Anthony Hopkins
Anthony Hopkins received an Academy Award® for his performance
in The Silence of the Lambs (1991), and was subsequently nominated
in the same category for his performances in The Remains of the
Day (1993) and Nixon (1995). He was also given the Best
Actor Award by the British Academy of Film & Television Arts for
The Remains of the Day. In 1993, he starred in Rich Attenborough’s
Shadowlands with Debra Winger, winning numerous critics awards
in the United States and Britain. In 1998, he was nominated as Best
Supporting Actor for his performance in Amistad.
In 2001, Hopkins starred in the sequel to Silence of the Lambs,
Hannibal, in which he starred with Julianne Moore. Directed
by Ridley Scott, the blockbuster film grossed over $100 million domestically.
He also recorded the narration for the 2000 holiday season’s hit
film Dr. Seuss’ How The Grinch Stole Christmas.
In 1998, he starred in Meet Joe Black, directed by Martin
Brest and Instinct, directed by Jon Turletaub, and in Titus,
Julie Taymor’s film adaptation of Shakespeare’s Titus
Andronicus with Jessica Lange.
In 1992 he appeared in Howard’s End and Bram Stoker’s
Dracula before starring in Legends of the Fall and The
Road to Wellville. He made his directorial debut in 1995 with August,
an adaptation of Chekhov’s Uncle Vanya for which he composed
the musical score and also played Vanya. He starred in the title role
in Surviving Picasso and with Alec Baldwin in The Edge,
a dramatic adventure written by David Mamet and directed by Lee Tamahori.

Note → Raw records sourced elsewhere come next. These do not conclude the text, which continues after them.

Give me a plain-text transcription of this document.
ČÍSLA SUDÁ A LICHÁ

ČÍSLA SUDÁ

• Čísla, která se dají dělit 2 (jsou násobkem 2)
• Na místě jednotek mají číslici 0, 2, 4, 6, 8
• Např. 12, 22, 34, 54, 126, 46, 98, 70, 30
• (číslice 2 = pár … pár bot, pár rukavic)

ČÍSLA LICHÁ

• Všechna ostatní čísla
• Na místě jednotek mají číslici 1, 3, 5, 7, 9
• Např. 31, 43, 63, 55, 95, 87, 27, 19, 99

The Mask of Zorro, directed by Martin Campbell and co-starring
Antonio Banderas and Catherine Zeta-Jones, was released in July 1998,
and Amistad, directed by Stephen Spielberg, was released in
December 1997.
Earlier films include 84 Charing Cross Road, The Elephant Man,
Magic, and A Bridge Too Far. The Bounty and Desperate
Hours were his first two collaborations with Dino De Laurentis
Company. In American television, he received two Emmy Awards for The
Lindbergh Kidnapping Case (1976) in which he portrayed Bruno Hauptmann,
and The Bunker (1981) in which he portrayed Adolph Hitler.
Born December 31, 1937, in Margum near Port Talbot Wales, he is the
only child of Muriel and Richard Hopkins. His father was a banker. He
was educated at Cowbridge Grammar School. At 17, he wandered into a
YMCA amateur theatrical production and knew immediately that he was
in the right place. With newfound enthusiasm, combined with proficiency
at the piano, he won a scholarship to the Welsh College of Music &
Drama in Cardiff where he studied for two years (1955-1957).

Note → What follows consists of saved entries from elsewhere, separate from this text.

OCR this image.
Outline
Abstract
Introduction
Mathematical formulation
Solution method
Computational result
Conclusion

He entered the British Army in 1958 for mandatory military training,
spending most of the two-year tour of duty clerking the Royal Artillery
unit at Bulford.
In 1960, he was invited to audition for Sir Laurence Olivier, then
director of the National Theater at the Old Vic. Two years later, Hopkins
was Olivier’s understudy in Strindberg’s “Dance of
Death.” Hopkins made his film debut in 1967, playing Richard the
Lionheart in The Lion in the Winter, starring Peter O’Toole
and Katherine Hepburn. He received a British Academy Award nomination
and the film received an Academy Award® as Best Picture.
American television viewers discovered Hopkins in the 1973 ABC production
of Leon Uris’ QBVII, the first American mini-series, in which
he played the knighted Polish-born British physician Adam Kleno, who
is ultimately destroyed by his wartime past. The following year, he
starred on Broadway in the National Theatre production of “Equus,”
and later mounted another production of the play in Los Angeles where
he lived for 10 years, working extensively in American films and television.
After starring as Captain Bligh in The Bounty (1984), he returned
to England and the National Theatre in David Hare’s “Pravada,”
for which he received the British Theatre Association’s Best Actor
Award and The Observer Award for Outstanding achievement at the 1985
Laurence Oliver Awards. During this time at the National he starred
in Antony and Cleopatra and King Lear.
Hopkins also appeared in the feature adaptation of Stephen King’s
Hearts In Atlantis for director Scott Hicks, the action comedy
Bad Company, co-starring Chris Rock, and the box-office hit prequel
to Silence of the Lambs, Red Dragon, co-starring Ed
Norton, Ralph Fiennes and Emily Watkins.
Hopkins will next be seen in Miramax Films’ adaptation of the
Phillip Roth novel The Human Stain, opposite Nicole Kidman
and directed by Robert Benton.
Hopkins became a U.S. citizen in 2000.